A criação de contas-poupança isentas de impostos estava entre as intenções do Governo, mas a proposta de Orçamento do Estado deixa cair essa medida. Estratégia incide, por agora, no aumento do rendimento disponível para as famílias.
Os incentivos à poupança e a literacia financeira figuram entre os temas estratégicos do programa do Governo, mas a proposta do Orçamento do Estado (OE2026) para o próximo ano conta outra história. Estímulos como contas-poupança isentas de impostos ficaram, por agora, de fora da agenda governativa, que manteve uma estratégia de continuidade, como o IMT Jovem e a garantia pública para habitação, privilegiando o aumento do rendimento disponível para as famílias.
A “Agenda Transformadora” do Executivo de Luís Montenegro, dada a conhecer em junho, propunha-se a “estimular a poupança, evoluindo para um sistema de tributação limitada da poupança e dos rendimentos reinvestidos”, alinhando-se com as ambições de Bruxelas em matéria de reforço dos mecanismos de poupança. E a visão do Governo prolongava-se até à criação de um “sistema produtos financeiros específicos para trabalhadores, associados a planos de poupança de longo prazo”, nomeadamente contas-poupança isentas de impostos.
Na proposta do OE2026, apresentada no dia 9 de outubro e aprovada na generalidade duas semanas e meia mais tarde, o assunto recebe outra importância. Contudo, menciona uma sintonia com a visão de Bruxelas, na matéria, com o Governo a reiterar que o país “manterá um contributo ativo na execução das estratégias europeias nas áreas do mercado interno, digital e de segurança económica, na construção tempestiva da União de Poupanças e Investimentos e, bem assim, na política de simplificação administrativa e da regulamentação europeias”.
É um “orçamento de equilíbrio”, sublinha Bárbara Barroso, fundadora e CEO do Money Lab, em declarações ao Jornal Económico (JE). Mas um orçamento sem “estímulos específicos para poupança e investimento das famílias”, que coloca “mais dinheiro no bolso” das famílias.
“O Governo está a privilegiar o equilíbrio das contas; a redução da dívida. Em termos de poupança, é no sentido de haver mais rendimento disponível”, continuou.
A estratégia do Governo passa, apesar das intenções deixadas no seu programa, por aumentar o rendimento disponível das famílias, sem esquecer os estímulos para jovens no dossier da habitação, seja no arrendamento, seja na compra de casa. Olhando para o documento, que entra agora na fase da especialidade, no capítulo da política para a juventude sobressaem o IRS Jovem, o IMT Jovem e a garantia pública para habitação. Medidas que o Executivo assegura continuidade e que visam aumentar “o rendimento disponível e facilitam a autonomização dos jovens”, justifica o Governo na proposta do OE2026.

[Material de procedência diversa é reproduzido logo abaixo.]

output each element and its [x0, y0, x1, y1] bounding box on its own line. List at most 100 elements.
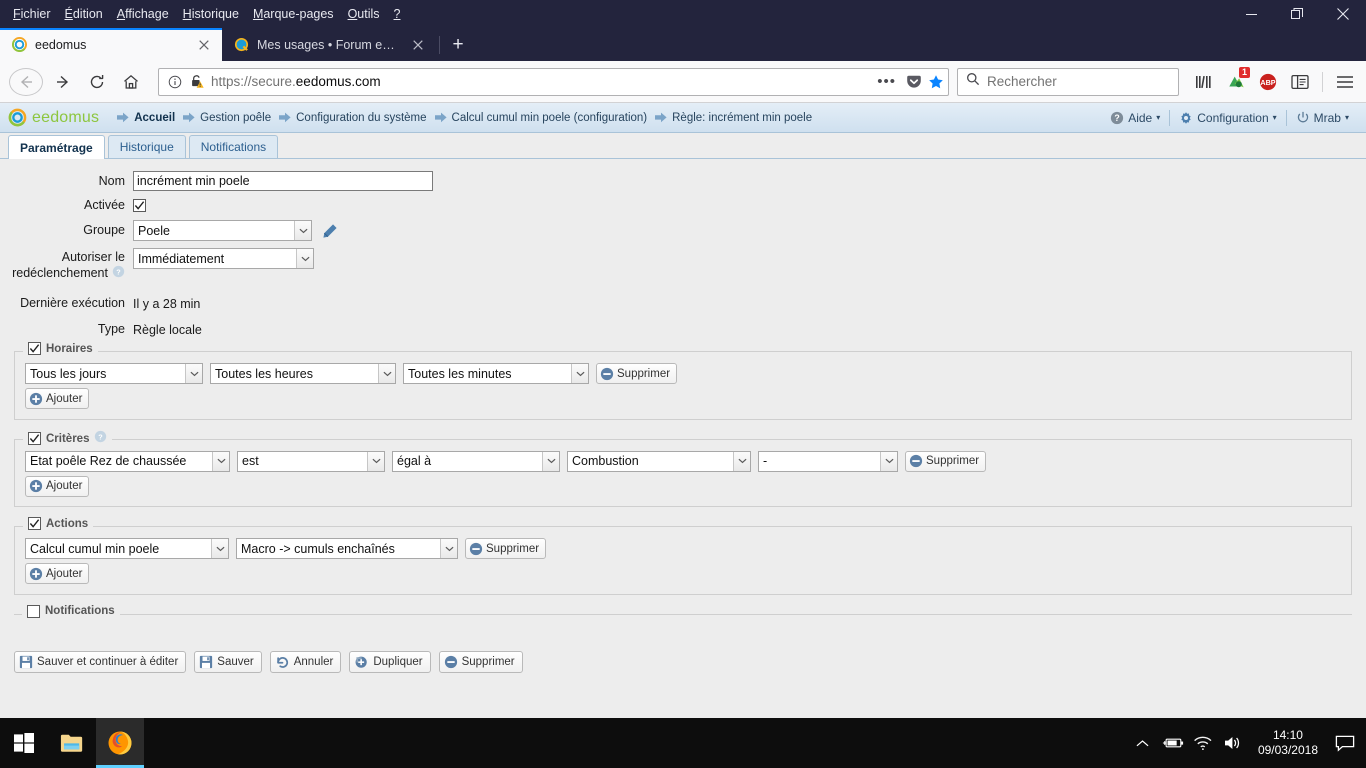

Isenção do IMT Jovem nos 2%
O valor de imóvel isento de imposto para cidadãos até 35 anos, através do IMT Jovem, em vigor desde o ano passado, é atualizado para 2% no OE2026, correspondendo a cerca de 6.500 euros, para cerca de 330,5 mil euros. O documento do Governo prevê, ainda, que as casas até aos 106.346 euros fiquem isentas.
Para a especialista em finanças pessoais, “ainda há muito a fazer por via do orçamento”. “Cabe ao Governo implementar e propor mais medidas que visem o estímulo à poupança e um maior incentivo na literacia financeira”, diz Bárbara Barroso.
Ainda fora da agenda do Governo está “o investimento para as famílias”, que “continua a ser ignorado”, assinala. A ausência das contas-poupança isentas na proposta do OE, conforme a vontade declarada no programa governamental, surpreendeu a responsável do MoneyLab, sobretudo dada a “sinalização por parte da Maria Luís Albuquerque” nesse sentido. “Já existem em alguns países. Será uma questão de modelarmos e importarmos boas práticas já feitas e adotadas noutros países. De facto, esta era a medida que eu estava a contar que aparecesse”, continuou.
“Cultura de investimento” na UE
Em Bruxelas, dois dias antes da apresentação da proposta orçamental, Maria Luís Alburquerque defendia a criação de contas para investimento como “boa alternativa” aos depósitos a prazo tradicionais, exortando também Portugal a avançar nesse sentido. Isto, justificou a comissária portuguesa responsável pelos Serviços Financeiros e União da Poupança e dos Investimentos, para “dar às pessoas a possibilidade de poupar para um prazo mais longo, com um aumento do seu conhecimento e da sua capacidade de entendimento do que é correr um risco, para ter um retorno mais elevado”. De acordo com a Comissão Europeia, em torno de 70% das poupanças das famílias europeias (no valor de 10 biliões de euros) correspondem a depósitos bancários.